Faculty of Education, Social Sciences and Law

School of Law

Research Student: Mohammad Menwer Al-Mutairi

Constitutionalising Executive powers in Kuwait with reference to the UK's laws and experience

Photo of Mohammad Menwer Al-Mutairi


According to article 6 of the Kuwait Constitution, “The System of Government in Kuwait shall be democratic, under which sovereignty resides in the people, the source of all powers". However, the domination of the Executive powers is a remarkable feature in Kuwait's political system.  Thus, after more than fifty years of independence, the constitutional structure of the Parliamentary system has struggled to function in a democratic atmosphere.
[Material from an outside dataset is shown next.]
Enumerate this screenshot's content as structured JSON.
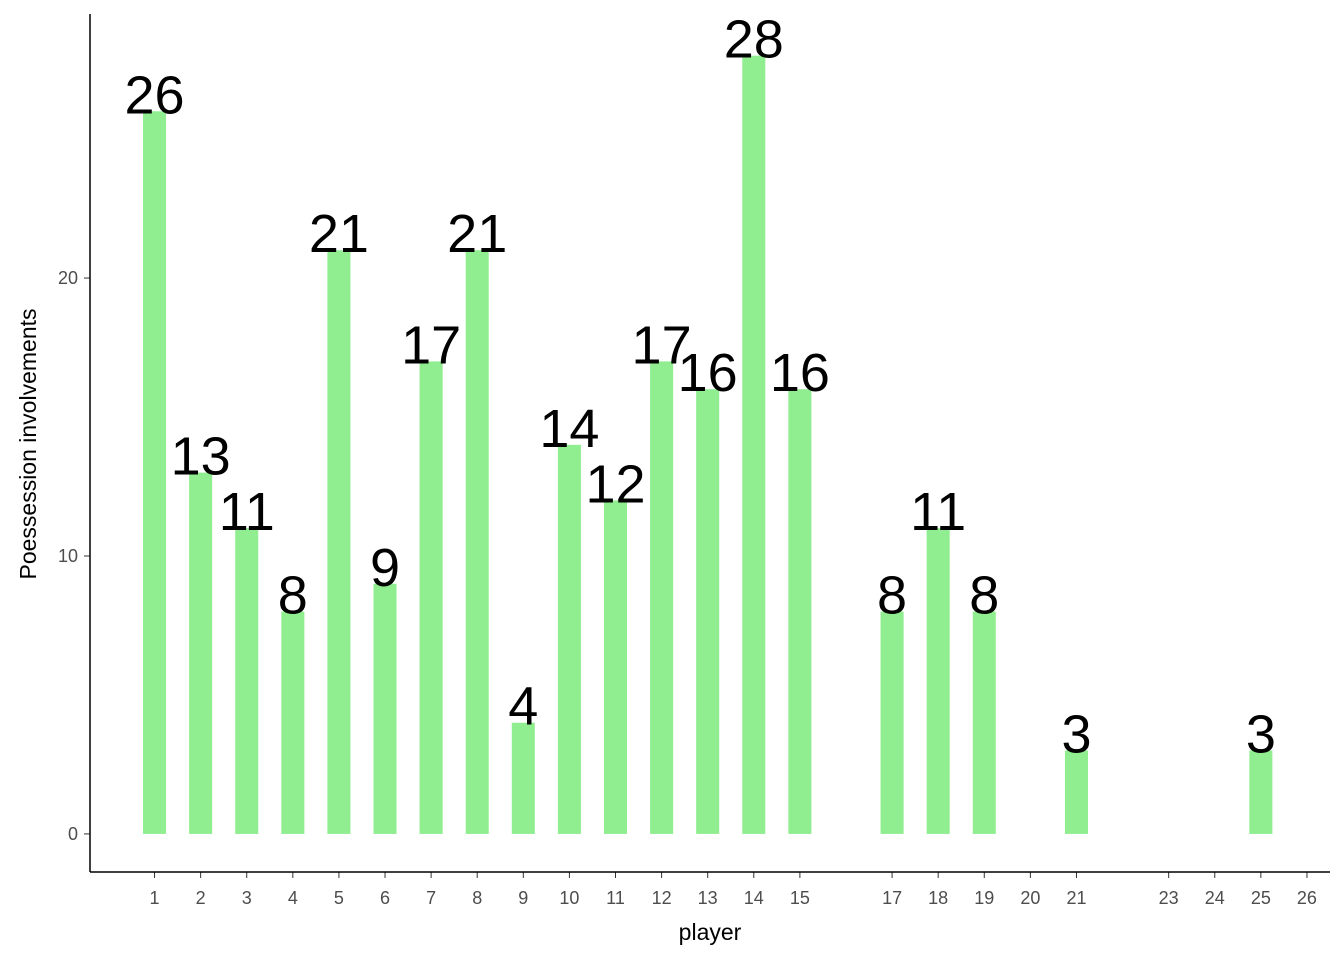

The research thesis argues that such current Constitutional design lacks the necessary features to control the Executive powers according to the ethical values of democracy, rule of law, separation of power, and human rights and therefore, requires both fundamental and detailed reforms in order to achieve these objectives.
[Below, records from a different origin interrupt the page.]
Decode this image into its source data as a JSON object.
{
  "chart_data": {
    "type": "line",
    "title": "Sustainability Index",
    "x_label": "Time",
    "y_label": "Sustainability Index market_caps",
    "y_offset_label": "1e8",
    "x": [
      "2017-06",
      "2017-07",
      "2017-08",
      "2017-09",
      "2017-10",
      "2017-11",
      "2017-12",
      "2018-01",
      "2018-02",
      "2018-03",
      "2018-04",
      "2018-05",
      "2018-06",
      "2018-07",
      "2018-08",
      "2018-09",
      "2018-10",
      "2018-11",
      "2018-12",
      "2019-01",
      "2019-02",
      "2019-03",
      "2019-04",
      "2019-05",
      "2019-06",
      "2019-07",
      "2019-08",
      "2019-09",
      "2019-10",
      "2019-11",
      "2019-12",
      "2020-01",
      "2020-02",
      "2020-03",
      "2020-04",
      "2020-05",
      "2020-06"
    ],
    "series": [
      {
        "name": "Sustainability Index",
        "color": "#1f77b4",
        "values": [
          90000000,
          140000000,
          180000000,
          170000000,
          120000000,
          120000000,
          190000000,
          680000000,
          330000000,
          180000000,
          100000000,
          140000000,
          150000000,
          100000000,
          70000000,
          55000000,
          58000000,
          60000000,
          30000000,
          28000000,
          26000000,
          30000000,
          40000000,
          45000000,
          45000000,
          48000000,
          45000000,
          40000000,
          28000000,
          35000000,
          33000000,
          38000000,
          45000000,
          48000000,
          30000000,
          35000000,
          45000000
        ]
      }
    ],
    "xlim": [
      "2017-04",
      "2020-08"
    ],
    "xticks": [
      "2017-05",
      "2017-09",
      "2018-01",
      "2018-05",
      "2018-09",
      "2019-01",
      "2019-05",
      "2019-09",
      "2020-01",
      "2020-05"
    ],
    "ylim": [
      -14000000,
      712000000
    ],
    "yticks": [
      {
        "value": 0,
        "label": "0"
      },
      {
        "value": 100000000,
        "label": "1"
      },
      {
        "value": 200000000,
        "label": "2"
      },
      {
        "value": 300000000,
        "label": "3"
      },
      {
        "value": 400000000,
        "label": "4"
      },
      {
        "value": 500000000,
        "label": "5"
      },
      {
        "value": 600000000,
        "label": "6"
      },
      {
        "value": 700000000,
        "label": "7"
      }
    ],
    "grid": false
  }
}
By evaluating the current constitutional structure to produce an acceptable level of democracy, this study aims to discuss the applicable democratic system, and, if it is able to reflect such ethical values, to identify the reasons behind any malfunctions, and to suggest solutions in a comprehensive review, particularly, of the role of the Executive and the Amir in the democratic function, and how to control them by effective mechanisms.

The study attempts to use new perspectives by way of verification. This critical analysis approach will conduct its examinations of the constitutional structure of Executive power's system in Kuwait against the global values of Democracy, rule of Law, human rights and the separation of powers principles.

The hypothesis outlined above will be explored by three different methodologies; firstly, by analysing, through documentary analysis, the Constitutional structure of Executive power system and measuring it against the ethical values of democracy, Rule of law, human rights and separation of powers principles; secondly, supporting this theoretical approach with fieldwork by interviewing "expert cohorts", and thirdly, by comparing controlling the Executive power in Kuwait with the UK’s laws and experience in order to explore applying a "transfer policy" method.